L'amour du Seigneur pour le pécheur qui se convertit à la onzième heure est un amour incommensurable, sans commune mesure avec tout autre amour, de même que l'amour du Seigneur pour celui qui dès son enfance a marché dans la justice et s'est efforcé de s'y tenir toujours, est un amour sans commune mesure, incommensurable à tout autre amour. Car chaque amour est unique et le Seigneur établit avec chacun d'entre nous une relation unique et une relation qui ne se compare avec aucune autre. C'est pourquoi nous ne devons jamais regarder nos frères en essayant de mesurer leur situation par rapport à la nôtre, d'établir des comparaisons qui, toujours, tournent autour d'une certaine quantification parfaitement en dehors du sujet, quand il s'agit de la relation avec Dieu. Chacun de nous est aimé comme unique au monde. Chacun de nous est unique aux yeux de Dieu. Et si nous répondons à l'appel de Dieu qui nous atteint par des chemins chaque fois différents et incompréhensibles pour les autres, et souvent d'ailleurs pour nous-mêmes, si nous essayons de correspondre à cet appel, et si, un jour ou l'autre, à une heure ou à une autre, nous sommes émerveillés, éblouis, illuminés, remplis par cet appel du Seigneur, alors son amour nous comble, nous comble jusqu'aux limites de ce que Dieu a voulu donner pour nous, c'est-à-dire des limites qui n'ont pas de limites. Et cet amour sera aussi beau, plus beau que l'amour que recevront les autres et eux-mêmes recevront amour aussi beau, plus beau que celui que nous recevrons car l'amour que l'on reçoit est toujours plus beau que tout autre amour parce qu'il est unique et incomparable.
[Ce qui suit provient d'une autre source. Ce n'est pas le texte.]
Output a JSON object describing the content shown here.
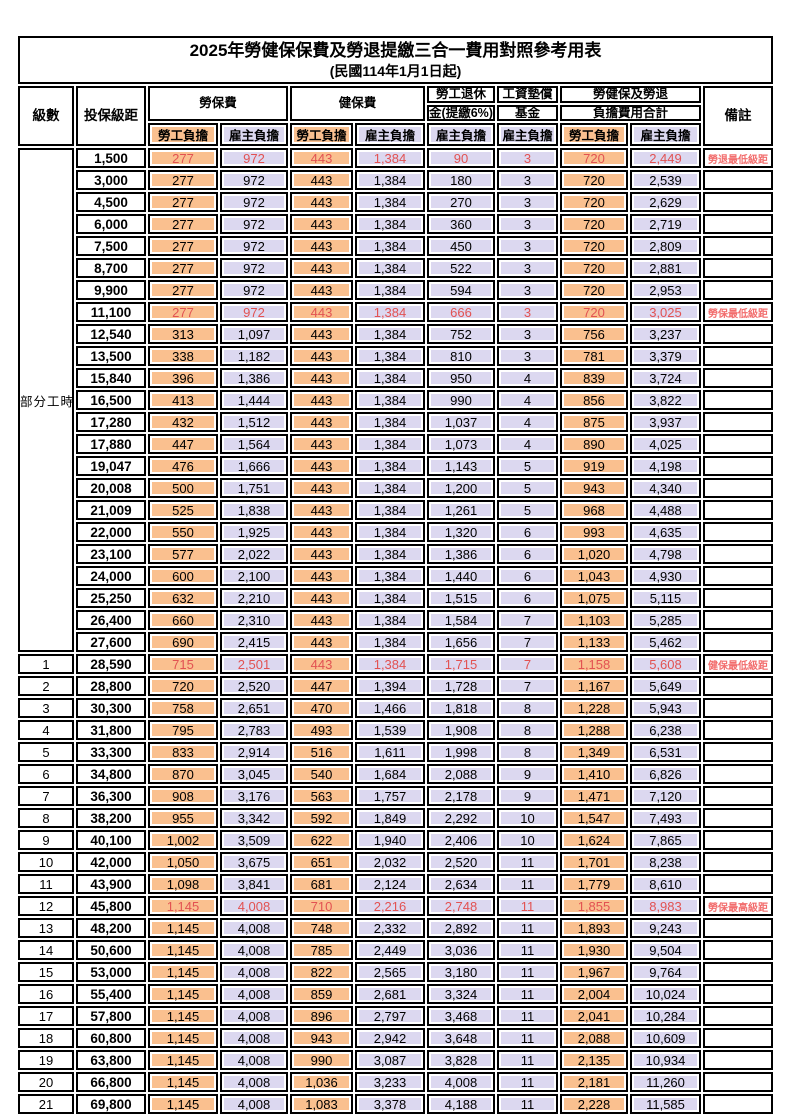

C'est dans cet esprit que nous devons vivre ce carême. Il ne s'agit pas de performances, il ne s'agit pas de réussir quelque chose. Il s'agit d'entendre, d'écouter l'appel de Dieu, de nous laisser envahir par cet appel, de nous laisser remplir par cet amour qui veut nous combler et de nous réjouir, dans une joie sans fin, de ce que chacun de nos frères, aussi, est appelé, que chacun de nos frères, aussi, est comblé, même si le chemin sur lequel il est appelé et il est comblé diffère du nôtre, voire est difficilement compréhensible à nos yeux, car chacun a son appel et chacun a sa grâce, et toutes ces grâces sont plus belles les unes que les autres et nous devons nous réjouir et rendre grâces pour la multiplicité et l'infinité de diversité de ces grâces.